Johannes Sixt:
I don't think that this assumption is valid.
Depends on where you are coming from. For the files stored in the Git repositories, I believe all file names are supposed to be UTF-8 encoded (just like commit messages and user names are). That's the assumption I started working from.
Users will always have some code page set that is not UTF-8.
Indeed. And as long as the char-pointer interfaces in stdio and elsewhere work on that assumption, we have a problem.
For example, if the user specifies a file name on the command line, than it will not enter git in UTF-8, but in the current "ANSI" or "OEM code page" encoding.
That problem is already solved as we do have a wchar_t command line available. If you pass a file name that is not representable in the current "ANSI" codepage on the command line, it will come out as garbage in the char* version, but will be correct in the wchar_t* version.

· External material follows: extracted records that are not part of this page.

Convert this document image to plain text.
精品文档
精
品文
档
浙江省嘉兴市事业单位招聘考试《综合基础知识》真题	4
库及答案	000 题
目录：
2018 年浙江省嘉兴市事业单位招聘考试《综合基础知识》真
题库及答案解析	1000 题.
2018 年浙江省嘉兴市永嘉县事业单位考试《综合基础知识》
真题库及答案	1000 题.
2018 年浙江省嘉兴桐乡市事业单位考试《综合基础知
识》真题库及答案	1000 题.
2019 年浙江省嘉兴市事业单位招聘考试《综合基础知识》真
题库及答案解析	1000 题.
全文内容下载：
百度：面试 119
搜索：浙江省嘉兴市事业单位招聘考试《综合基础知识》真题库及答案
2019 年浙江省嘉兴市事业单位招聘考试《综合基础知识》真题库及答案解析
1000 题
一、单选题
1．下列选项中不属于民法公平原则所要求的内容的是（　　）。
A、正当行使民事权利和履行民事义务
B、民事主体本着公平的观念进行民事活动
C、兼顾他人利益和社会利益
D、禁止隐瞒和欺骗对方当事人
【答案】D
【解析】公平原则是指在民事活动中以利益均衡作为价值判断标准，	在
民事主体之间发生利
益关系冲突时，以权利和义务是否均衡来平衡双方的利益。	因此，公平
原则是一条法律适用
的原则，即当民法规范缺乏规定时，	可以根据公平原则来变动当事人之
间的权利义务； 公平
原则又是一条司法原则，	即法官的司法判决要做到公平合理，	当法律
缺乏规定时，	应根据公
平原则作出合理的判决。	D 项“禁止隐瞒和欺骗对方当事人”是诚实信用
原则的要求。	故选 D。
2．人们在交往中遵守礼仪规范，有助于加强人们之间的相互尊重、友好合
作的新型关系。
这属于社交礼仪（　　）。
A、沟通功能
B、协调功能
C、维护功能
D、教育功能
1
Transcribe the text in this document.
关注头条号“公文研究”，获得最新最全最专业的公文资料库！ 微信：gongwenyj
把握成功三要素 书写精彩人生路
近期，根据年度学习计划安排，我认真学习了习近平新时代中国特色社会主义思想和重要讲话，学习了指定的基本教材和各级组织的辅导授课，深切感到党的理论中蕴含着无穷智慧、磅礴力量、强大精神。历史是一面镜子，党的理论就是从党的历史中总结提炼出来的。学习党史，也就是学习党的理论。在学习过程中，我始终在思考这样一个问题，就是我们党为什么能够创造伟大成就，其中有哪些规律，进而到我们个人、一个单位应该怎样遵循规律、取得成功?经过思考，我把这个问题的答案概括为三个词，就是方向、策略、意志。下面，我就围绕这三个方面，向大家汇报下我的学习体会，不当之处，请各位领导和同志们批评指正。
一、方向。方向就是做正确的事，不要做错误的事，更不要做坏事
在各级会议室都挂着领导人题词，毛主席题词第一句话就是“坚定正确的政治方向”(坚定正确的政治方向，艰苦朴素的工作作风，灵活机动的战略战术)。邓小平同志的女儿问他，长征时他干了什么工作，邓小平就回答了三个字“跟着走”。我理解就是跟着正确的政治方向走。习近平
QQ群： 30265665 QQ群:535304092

Thus we need to convert that to utf-8 and use that instead.
If git prints a file name under the assumption that it is UTF-8 encoded, then it will be displayed incorrectly because the system uses a different encoding.
Here setting the local codepage to UTF-8 *might* work, although I haven't tested that. Or always use the wchar_t versions of printf and friends.
I think you are grossly underestimating the venture that you want to undertake here.
I've done this before with other software, so, yes, I know it is quite a big undertaking. That is also why I started out with a minimal RFC patch to see if there was any interest in working with this.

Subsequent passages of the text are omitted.